Tony's diagram approach is brilliant and so much smarter that what I have been trying to do with text and poorly lit pictures. Plus I have had some time to look it over more carefully. So, my attached overly simplistic and completely out of proportion drawing should help explain my little problem.
The arms are angled about 9.5 degrees. At the back of the front leg ("A") the arm is flush with the tenon cheeks. At the front of the from leg ("B") there is a gap. The diagram is really exaggerating the gap, but it is just under a 1/16th. So, my conclusion is I was just a tad off in cutting the angle on my arms. Given this should I:
1. Clamp the heck out of it to close the gap and hope the glue holds for 20-30 years? (kidding on this one).

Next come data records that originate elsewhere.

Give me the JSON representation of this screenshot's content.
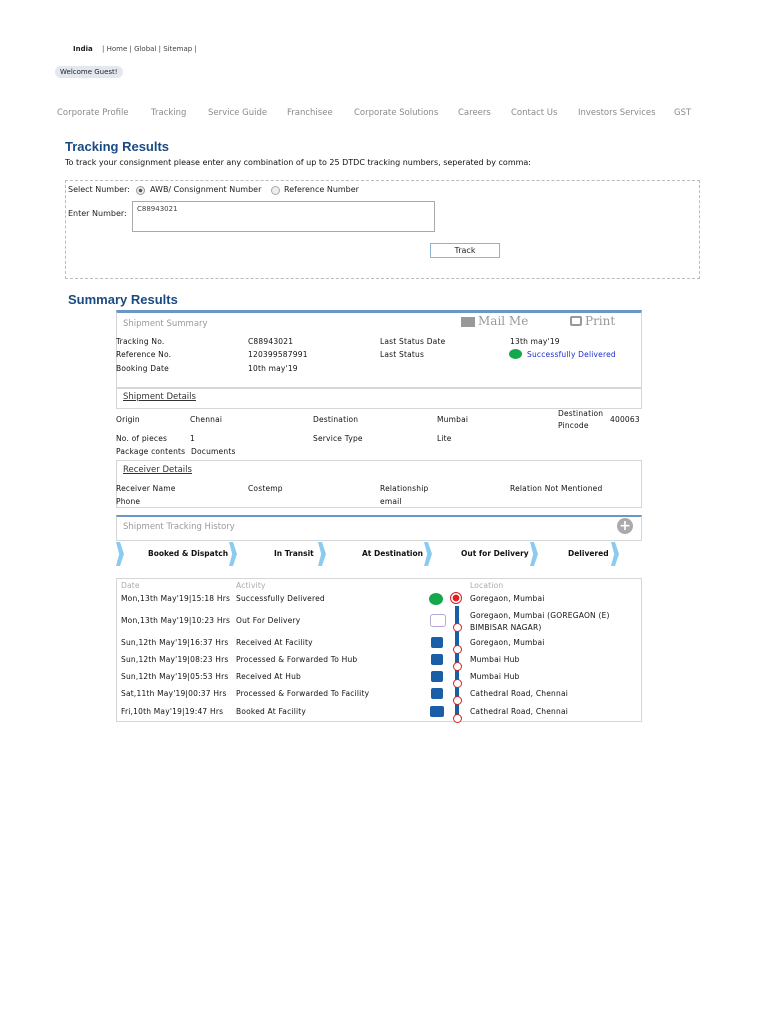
{
  "top": {
    "country": "India",
    "links": "| Home | Global | Sitemap |",
    "welcome": "Welcome Guest!"
  },
  "nav": [
    "Corporate Profile",
    "Tracking",
    "Service Guide",
    "Franchisee",
    "Corporate Solutions",
    "Careers",
    "Contact Us",
    "Investors Services",
    "GST"
  ],
  "tracking": {
    "title": "Tracking Results",
    "instruction": "To track your consignment please enter any combination of up to 25 DTDC tracking numbers, seperated by comma:",
    "select_label": "Select Number:",
    "option_awb": "AWB/ Consignment Number",
    "option_ref": "Reference Number",
    "enter_label": "Enter Number:",
    "number_value": "C88943021",
    "track_button": "Track"
  },
  "summary": {
    "title": "Summary Results",
    "header": "Shipment Summary",
    "mail": "Mail Me",
    "print": "Print",
    "tracking_label": "Tracking No.",
    "tracking_value": "C88943021",
    "reference_label": "Reference No.",
    "reference_value": "120399587991",
    "booking_label": "Booking Date",
    "booking_value": "10th may'19",
    "last_date_label": "Last Status Date",
    "last_date_value": "13th may'19",
    "last_status_label": "Last Status",
    "last_status_value": "Successfully Delivered"
  },
  "details": {
    "header": "Shipment Details",
    "origin_label": "Origin",
    "origin_value": "Chennai",
    "dest_label": "Destination",
    "dest_value": "Mumbai",
    "pincode_label": "Destination Pincode",
    "pincode_value": "400063",
    "pieces_label": "No. of pieces",
    "pieces_value": "1",
    "service_label": "Service Type",
    "service_value": "Lite",
    "contents_label": "Package contents",
    "contents_value": "Documents"
  },
  "receiver": {
    "header": "Receiver Details",
    "name_label": "Receiver Name",
    "name_value": "Costemp",
    "rel_label": "Relationship",
    "rel_value": "Relation Not Mentioned",
    "phone_label": "Phone",
    "email_label": "email"
  },
  "history": {
    "header": "Shipment Tracking History",
    "steps": [
      "Booked & Dispatch",
      "In Transit",
      "At Destination",
      "Out for Delivery",
      "Delivered"
    ],
    "col_date": "Date",
    "col_activity": "Activity",
    "col_location": "Location",
    "rows": [
      {
        "date": "Mon,13th May'19|15:18 Hrs",
        "activity": "Successfully Delivered",
        "location": "Goregaon, Mumbai"
      },
      {
        "date": "Mon,13th May'19|10:23 Hrs",
        "activity": "Out For Delivery",
        "location": "Goregaon, Mumbai (GOREGAON (E) BIMBISAR NAGAR)"
      },
      {
        "date": "Sun,12th May'19|16:37 Hrs",
        "activity": "Received At Facility",
        "location": "Goregaon, Mumbai"
      },
      {
        "date": "Sun,12th May'19|08:23 Hrs",
        "activity": "Processed & Forwarded To Hub",
        "location": "Mumbai Hub"
      },
      {
        "date": "Sun,12th May'19|05:53 Hrs",
        "activity": "Received At Hub",
        "location": "Mumbai Hub"
      },
      {
        "date": "Sat,11th May'19|00:37 Hrs",
        "activity": "Processed & Forwarded To Facility",
        "location": "Cathedral Road, Chennai"
      },
      {
        "date": "Fri,10th May'19|19:47 Hrs",
        "activity": "Booked At Facility",
        "location": "Cathedral Road, Chennai"
      }
    ]
  },
  "colors": {
    "brand": "#1a4a82",
    "delivered": "#14a84a",
    "timeline": "#1a5ea8"
  }
}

2. Pare/chisel the tenon cheeks to a slight angle to compensate and get a flush fit.
3. Scrape/sand/cut/plane the underside of the arm to get a flush fit.
I'm guessing #2 is the best approach, but maybe there is something else? I'm a rookie on anything other than 90 degree angle furniture, so any advice is appreciated.
Thanks again, I really do appreciate your time and thought on this. I'm actually enjoying making this chair and my most valuable lesson so far is to calmly walk away and think out problems (or post online and have others think out problems for you).